As soon as I was introduced to VR tech, I instantly thought "this needs to be in an arcade". VR could be what arcades need to completely rise from the ashes--a new, exciting platform to rejuvenate public gaming spaces like never before. Luckily, StarBreeze--the minds behind Overkill's PayDay games and the StarVR headset--agree and plan to kick off the VRcade revolution.
The VR-centric arcade will be called StarCade, and it'll likely be a major venue for StarBreeze's very own StarVR headset. The reasoning for a VR arcade--or VRcade--boils down to a simple point: you have to experience VR to believe it. You can't sell someone on VR without letting them try it first, and the mainstream public isn't going to drop $500-600 on hardware out of faith. VR needs to be accessible not just to buy, but to try.
"We continue to iterate the fact that VR really needs to be experienced in person to fully be able to appreciate the phenomenon, and why not have your first experience in a real premium setting in our StarVR headset?" Starbreeze CTO Emmanuel Marquez said. "We've managed to secure a prime location where people are welcome to step into our StarCade and enjoy our OVERKILL's The Walking Dead VR experience. We're developing our own StarCade catalogue of experiences, but we're open to any content. We will invite developers to join us and give them the opportunity to put their content in our StarCade. We as an industry continuously need to educate ourselves to make VR truly successful, and this is just the first step in our planning to do so."

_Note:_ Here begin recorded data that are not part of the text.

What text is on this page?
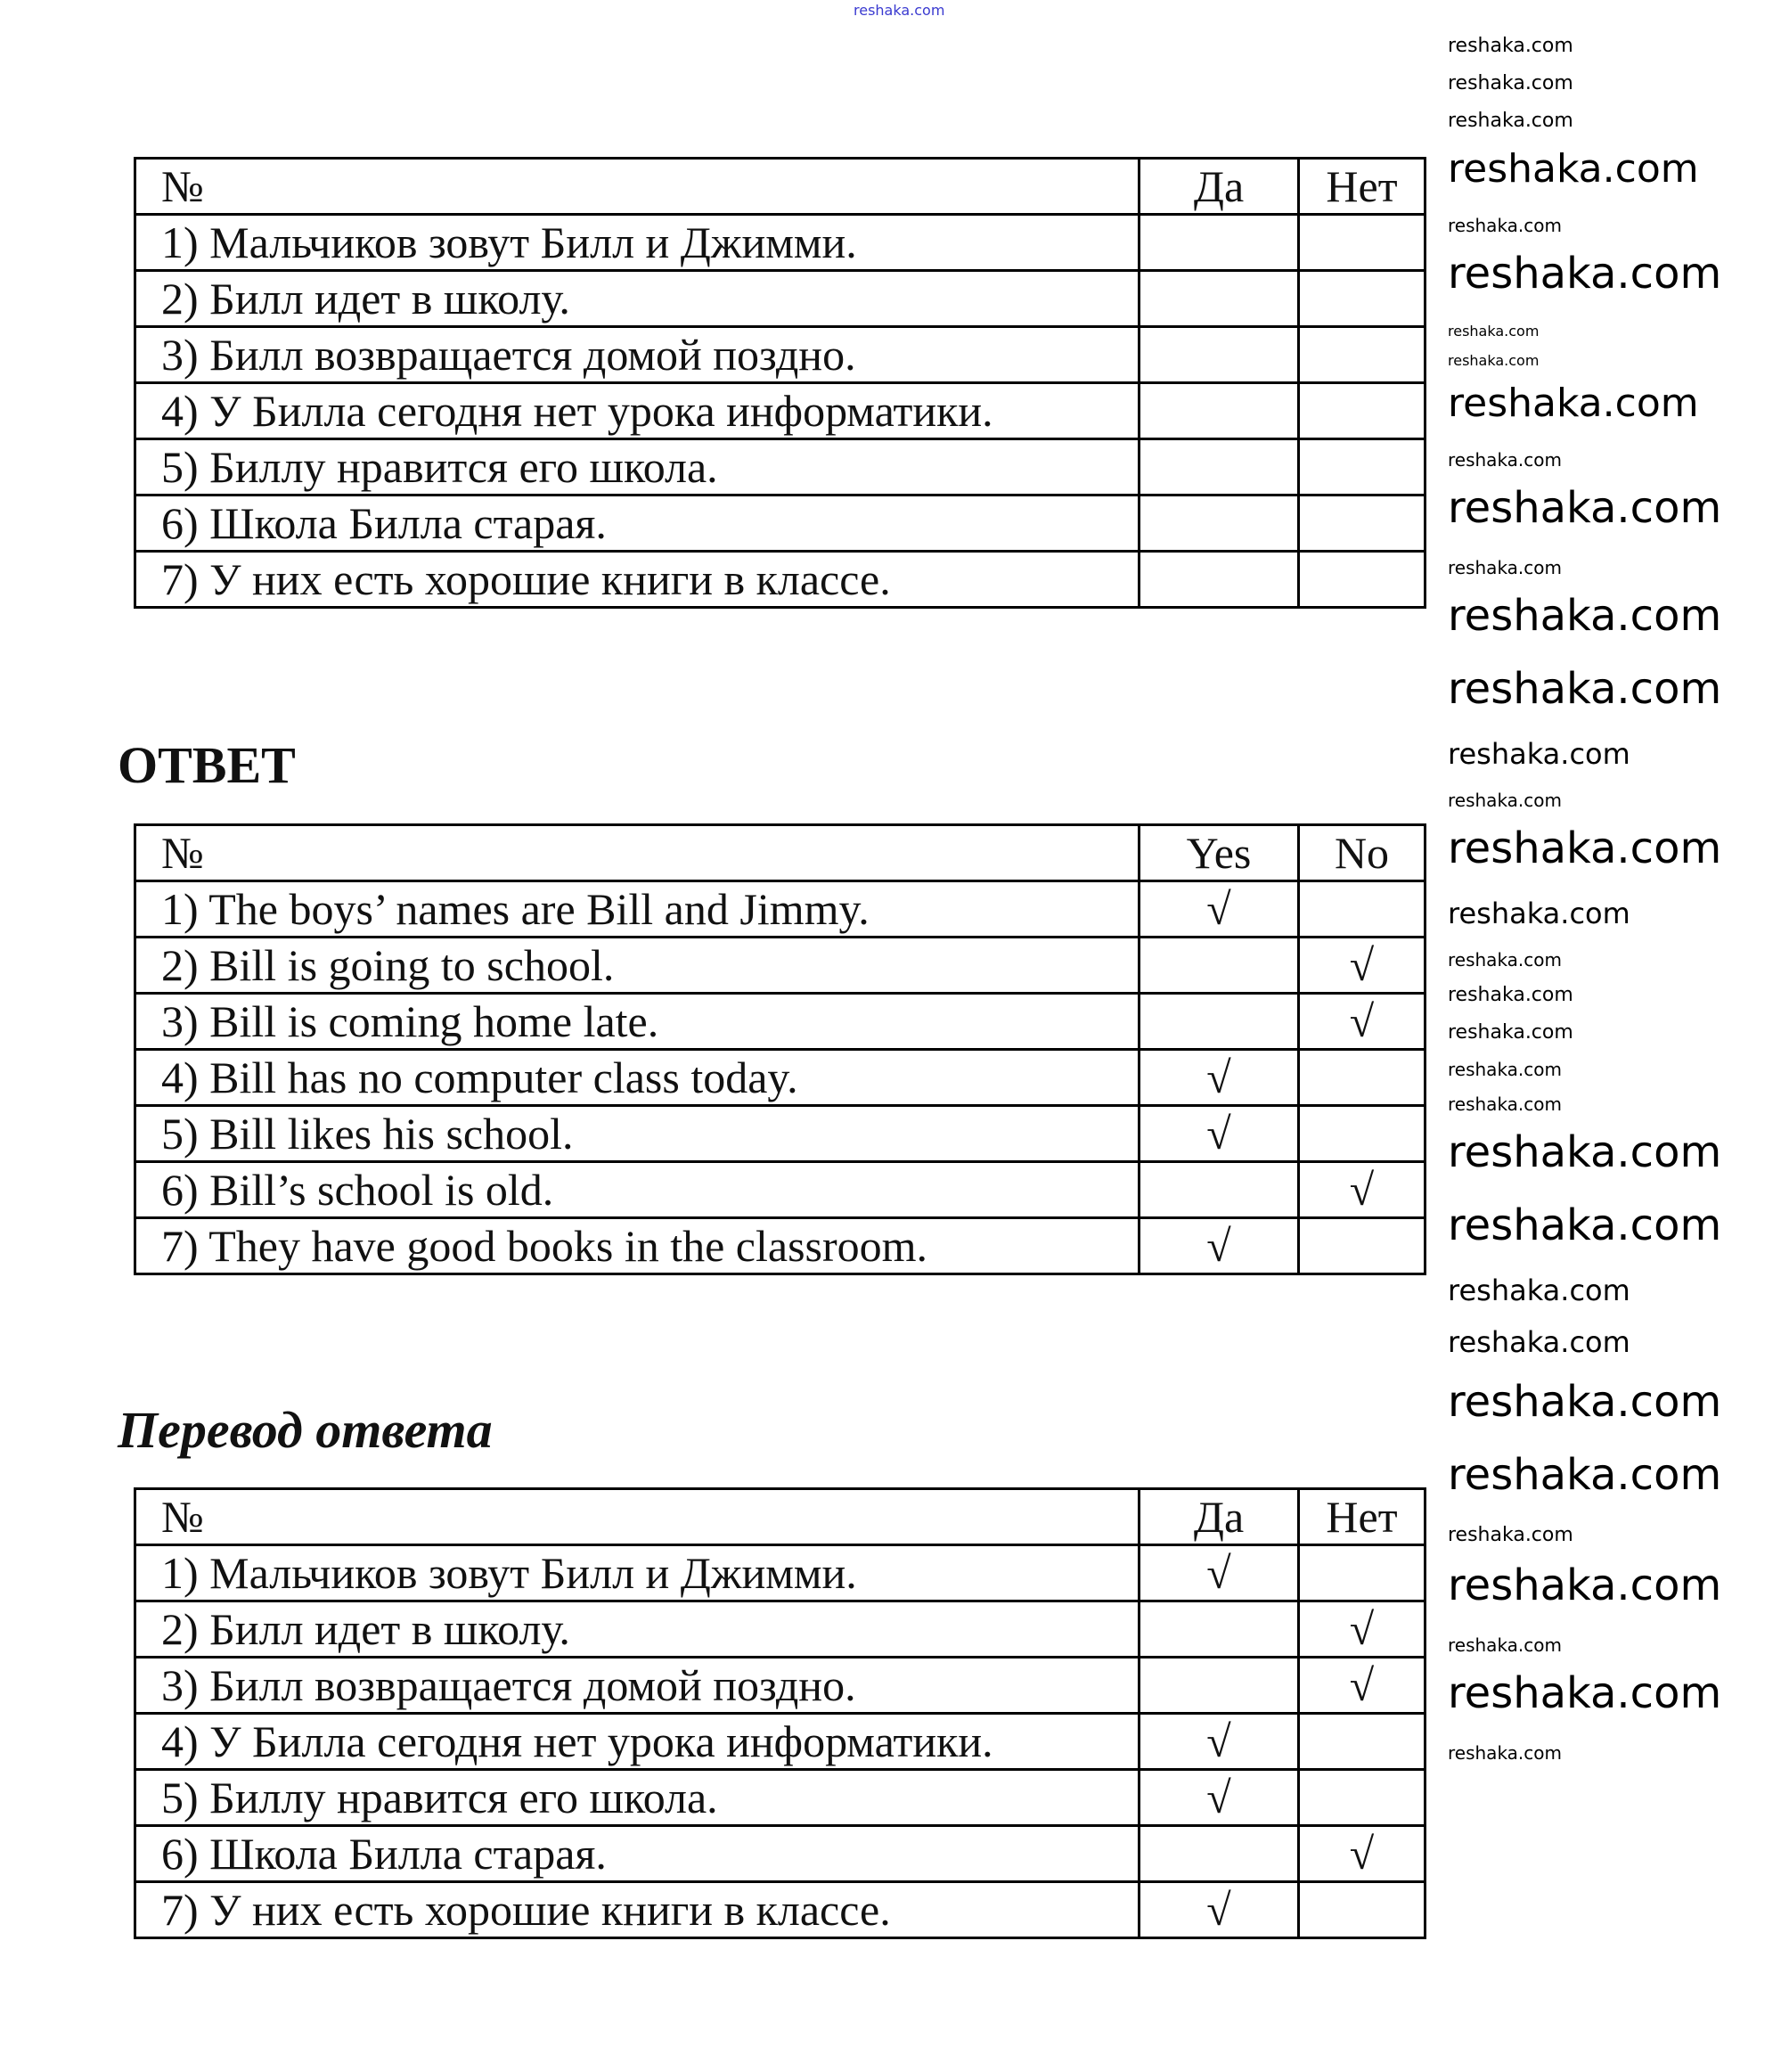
reshaka.com
№	Да	Нет
1) Мальчиков зовут Билл и Джимми.		
2) Билл идет в школу.		
3) Билл возвращается домой поздно.		
4) У Билла сегодня нет урока информатики.		
5) Биллу нравится его школа.		
6) Школа Билла старая.		
7) У них есть хорошие книги в классе.		
ОТВЕТ
№	Yes	No
1) The boys’ names are Bill and Jimmy.	√	
2) Bill is going to school.		√
3) Bill is coming home late.		√
4) Bill has no computer class today.	√	
5) Bill likes his school.	√	
6) Bill’s school is old.		√
7) They have good books in the classroom.	√	
Перевод ответа
№	Да	Нет
1) Мальчиков зовут Билл и Джимми.	√	
2) Билл идет в школу.		√
3) Билл возвращается домой поздно.		√
4) У Билла сегодня нет урока информатики.	√	
5) Биллу нравится его школа.	√	
6) Школа Билла старая.		√
7) У них есть хорошие книги в классе.	√	
reshaka.com
reshaka.com
reshaka.com
reshaka.com
reshaka.com
reshaka.com
reshaka.com
reshaka.com
reshaka.com
reshaka.com
reshaka.com
reshaka.com
reshaka.com
reshaka.com
reshaka.com
reshaka.com
reshaka.com
reshaka.com
reshaka.com
reshaka.com
reshaka.com
reshaka.com
reshaka.com
reshaka.com
reshaka.com
reshaka.com
reshaka.com
reshaka.com
reshaka.com
reshaka.com
reshaka.com
reshaka.com
reshaka.com
reshaka.com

I'm honestly surprised that Facebook, HTC and Sony haven't made their very own VR arcade halls. What better way to ignite the wonder within the general public? Most people don't have the time or resources to attend trade shows and wait in line just to try the latest VR hardware--and that's pretty much the only place you can experience VR right now.

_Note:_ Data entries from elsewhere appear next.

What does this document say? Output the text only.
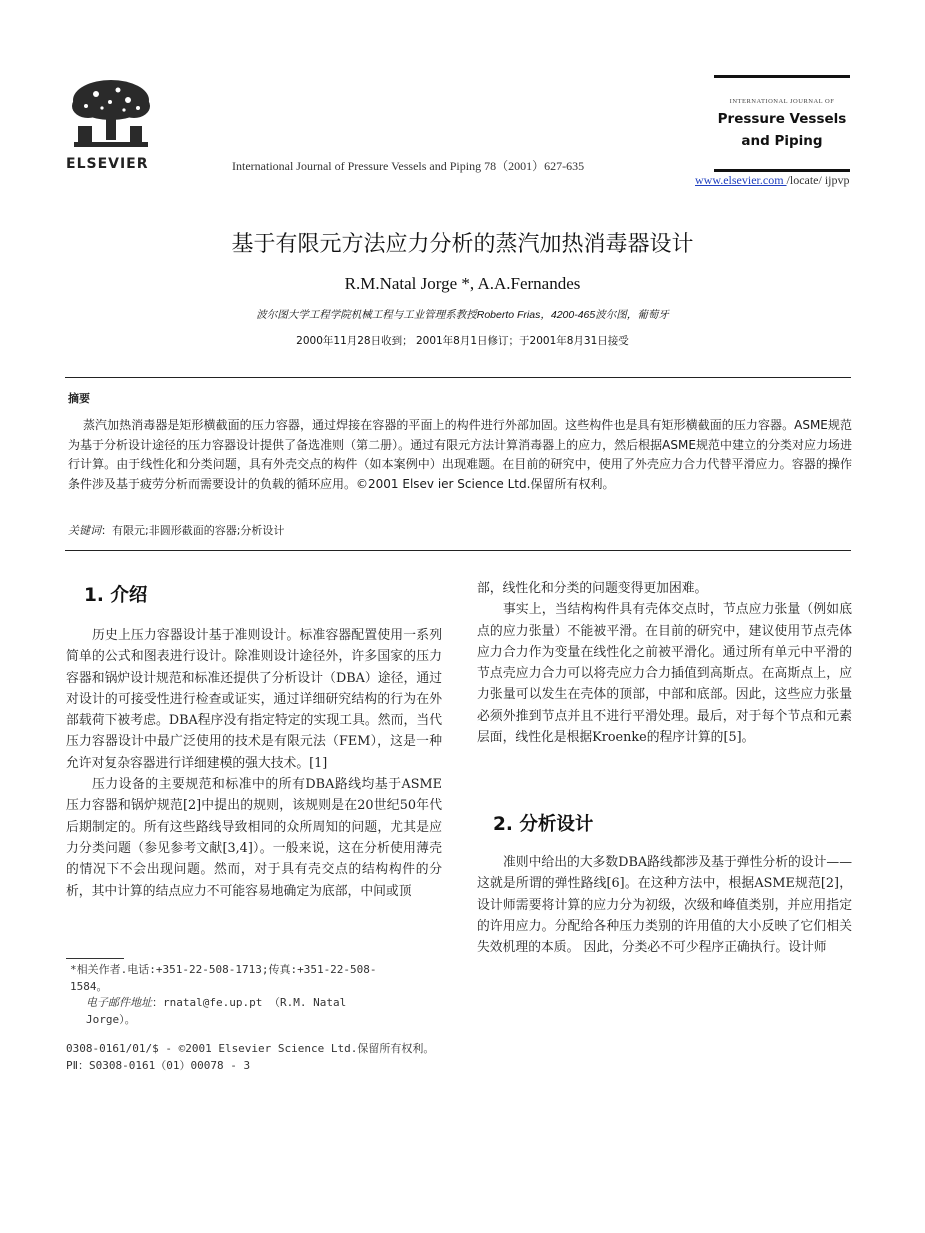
ELSEVIER	International Journal of Pressure Vessels and Piping 78（2001）627-635
INTERNATIONAL JOURNAL OF
Pressure Vessels
and Piping
www.elsevier.com /locate/ ijpvp
基于有限元方法应力分析的蒸汽加热消毒器设计
R.M.Natal Jorge *, A.A.Fernandes
波尔图大学工程学院机械工程与工业管理系教授Roberto Frias，4200-465波尔图，葡萄牙
2000年11月28日收到； 2001年8月1日修订；于2001年8月31日接受
摘要
蒸汽加热消毒器是矩形横截面的压力容器，通过焊接在容器的平面上的构件进行外部加固。这些构件也是具有矩形横截面的压力容器。ASME规范为基于分析设计途径的压力容器设计提供了备选准则（第二册）。通过有限元方法计算消毒器上的应力，然后根据ASME规范中建立的分类对应力场进行计算。由于线性化和分类问题，具有外壳交点的构件（如本案例中）出现难题。在目前的研究中，使用了外壳应力合力代替平滑应力。容器的操作条件涉及基于疲劳分析而需要设计的负载的循环应用。©2001 Elsev ier Science Ltd.保留所有权利。
关键词：有限元;非圆形截面的容器;分析设计
1. 介绍

历史上压力容器设计基于准则设计。标准容器配置使用一系列简单的公式和图表进行设计。除准则设计途径外，许多国家的压力容器和锅炉设计规范和标准还提供了分析设计（DBA）途径，通过对设计的可接受性进行检查或证实，通过详细研究结构的行为在外部载荷下被考虑。DBA程序没有指定特定的实现工具。然而，当代压力容器设计中最广泛使用的技术是有限元法（FEM），这是一种允许对复杂容器进行详细建模的强大技术。[1]

压力设备的主要规范和标准中的所有DBA路线均基于ASME压力容器和锅炉规范[2]中提出的规则，该规则是在20世纪50年代后期制定的。所有这些路线导致相同的众所周知的问题，尤其是应力分类问题（参见参考文献[3,4]）。一般来说，这在分析使用薄壳的情况下不会出现问题。然而，对于具有壳交点的结构构件的分析，其中计算的结点应力不可能容易地确定为底部，中间或顶

部，线性化和分类的问题变得更加困难。

事实上，当结构构件具有壳体交点时，节点应力张量（例如底点的应力张量）不能被平滑。在目前的研究中，建议使用节点壳体应力合力作为变量在线性化之前被平滑化。通过所有单元中平滑的节点壳应力合力可以将壳应力合力插值到高斯点。在高斯点上，应力张量可以发生在壳体的顶部，中部和底部。因此，这些应力张量必须外推到节点并且不进行平滑处理。最后，对于每个节点和元素层面，线性化是根据Kroenke的程序计算的[5]。

2. 分析设计

准则中给出的大多数DBA路线都涉及基于弹性分析的设计——这就是所谓的弹性路线[6]。在这种方法中，根据ASME规范[2]，设计师需要将计算的应力分为初级，次级和峰值类别，并应用指定的许用应力。分配给各种压力类别的许用值的大小反映了它们相关失效机理的本质。 因此，分类必不可少程序正确执行。设计师

*相关作者.电话:+351-22-508-1713;传真:+351-22-508-
1584。
电子邮件地址：rnatal@fe.up.pt （R.M. Natal
Jorge）。
0308-0161/01/$ - ©2001 Elsevier Science Ltd.保留所有权利。
PⅡ：S0308-0161（01）00078 - 3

Without these accessible public places, VR may have a hard time taking off in its first generation. Enthusiasts will definitely buy it, but the platform's price tag alone is quite a deterrent to the public--$599 Oculus Rifts ontop of the sub-$1000 of PC hardware required to run it. If these arcades existed, users could personally experience virtual reality magic rather than buying into something based on second-hand analyses on the web.
Project StarCade is set to launch as late as Summer 2016 in an undisclosed location in Los Angeles. We'll be sure to update you once we hear more info. And yes, it'll likely feature those awesome VR guns in the picture.